But all roads lead to Rome and so did this one. "He declared it was all your own doing, and after the way you fought before, I——"

"Come along, let's go to your mother," I broke in, and linking my arm in hers I moved toward the drawing-room door. "Hans is one of the best; if he weren't, he wouldn't be so ready to give me the credit for what he himself did. But we can't have that, you know."

She held me back a moment. "What you said about him has done wonders with mother; changed her right round; and we're going together to the von Reblings. Oh, I do thank you so!" and being only a kid she squeezed my arm ecstatically.
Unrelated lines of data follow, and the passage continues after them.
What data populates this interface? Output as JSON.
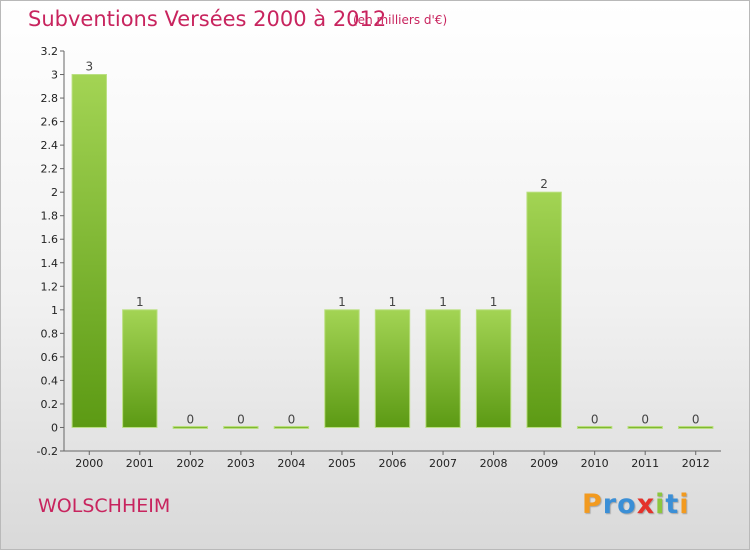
{
  "title": "Subventions Versées 2000 à 2012",
  "unit": "(en milliers d'€)",
  "commune": "WOLSCHHEIM",
  "logo": {
    "text": "Proxiti",
    "letters": [
      "P",
      "r",
      "o",
      "x",
      "i",
      "t",
      "i"
    ],
    "colors": [
      "#f29a1f",
      "#3b8fd6",
      "#3b8fd6",
      "#e4322b",
      "#8cc63e",
      "#3b8fd6",
      "#f29a1f"
    ]
  },
  "colors": {
    "accent": "#c8245e",
    "bar_top": "#a3d454",
    "bar_bottom": "#5c9a14"
  },
  "chart_data": {
    "type": "bar",
    "categories": [
      "2000",
      "2001",
      "2002",
      "2003",
      "2004",
      "2005",
      "2006",
      "2007",
      "2008",
      "2009",
      "2010",
      "2011",
      "2012"
    ],
    "values": [
      3,
      1,
      0,
      0,
      0,
      1,
      1,
      1,
      1,
      2,
      0,
      0,
      0
    ],
    "data_labels": [
      "3",
      "1",
      "0",
      "0",
      "0",
      "1",
      "1",
      "1",
      "1",
      "2",
      "0",
      "0",
      "0"
    ],
    "ylim": [
      -0.2,
      3.2
    ],
    "yticks": [
      "-0.2",
      "0",
      "0.2",
      "0.4",
      "0.6",
      "0.8",
      "1",
      "1.2",
      "1.4",
      "1.6",
      "1.8",
      "2",
      "2.2",
      "2.4",
      "2.6",
      "2.8",
      "3",
      "3.2"
    ],
    "grid": false,
    "xlabel": "",
    "ylabel": ""
  }
}
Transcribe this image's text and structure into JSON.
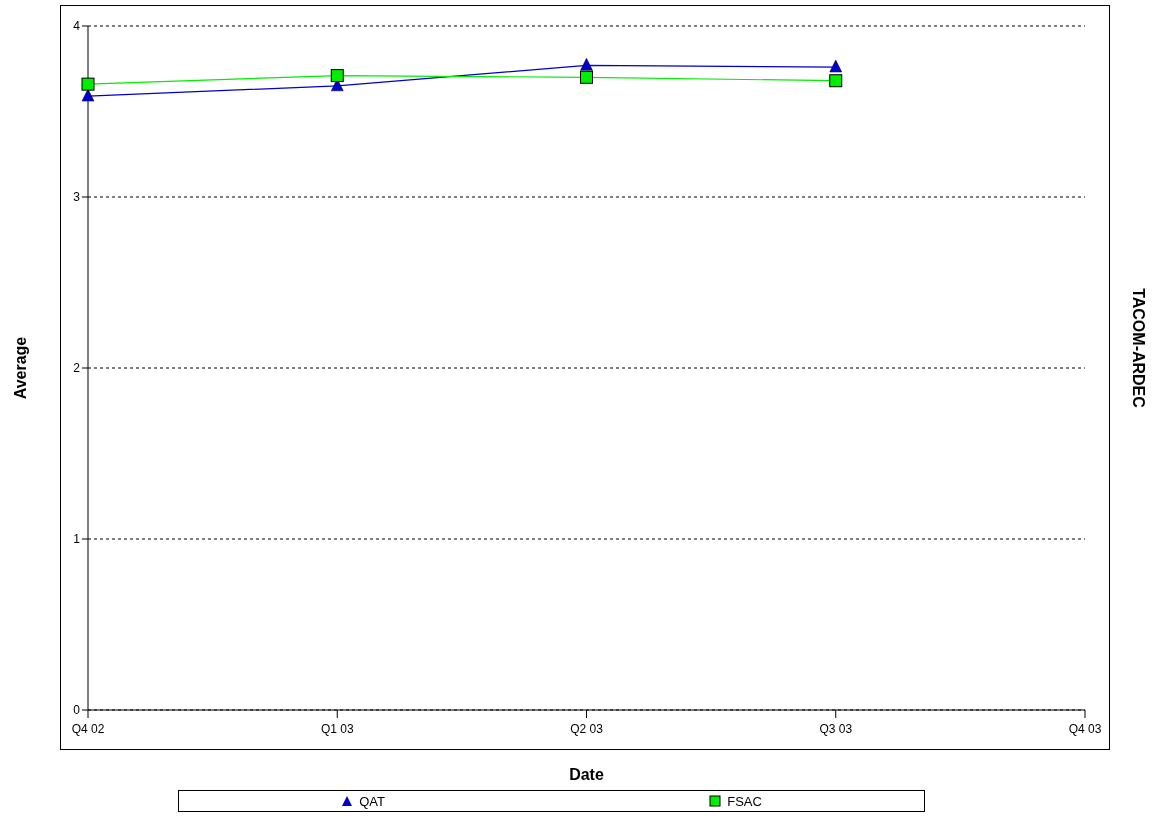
{
  "chart_data": {
    "type": "line",
    "title": "TACOM-ARDEC",
    "xlabel": "Date",
    "ylabel": "Average",
    "categories": [
      "Q4 02",
      "Q1 03",
      "Q2 03",
      "Q3 03",
      "Q4 03"
    ],
    "series": [
      {
        "name": "QAT",
        "color": "#0000cc",
        "marker": "triangle",
        "values": [
          3.59,
          3.65,
          3.77,
          3.76,
          null
        ]
      },
      {
        "name": "FSAC",
        "color": "#00ee00",
        "marker": "square",
        "values": [
          3.66,
          3.71,
          3.7,
          3.68,
          null
        ]
      }
    ],
    "ylim": [
      0,
      4
    ],
    "yticks": [
      0,
      1,
      2,
      3,
      4
    ],
    "grid": "y",
    "legend": "bottom"
  }
}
I had to endure a bout of "heroizing," but something came out in the course of it that made me put my thinking cap on afterwards. Nita playing chorus to her mother's praise as she repeated some of the pretty things von Gratzen had said to her about me.

"I've never heard him speak in such a way of any one in my life before," she declared; "and he is so grieved about your extraordinary loss of memory. I think he is even rather provoked about it. He was in England as a young man, you know, and has made several visits there in later years."

"I did not know that," I said, pricking up my ears.

"He loves to talk of the country and the people, and, as you have just come from there, I am sure he is bitterly disappointed because you can't tell him about the things you saw and the people you met and all the rest of it."

"It would have been very interesting to me too," I said.

"You don't know how long you were there, I suppose?"

I shook my head. It seemed less mean somehow to do that than to lie outright in words; and it answered all the purpose quite as well.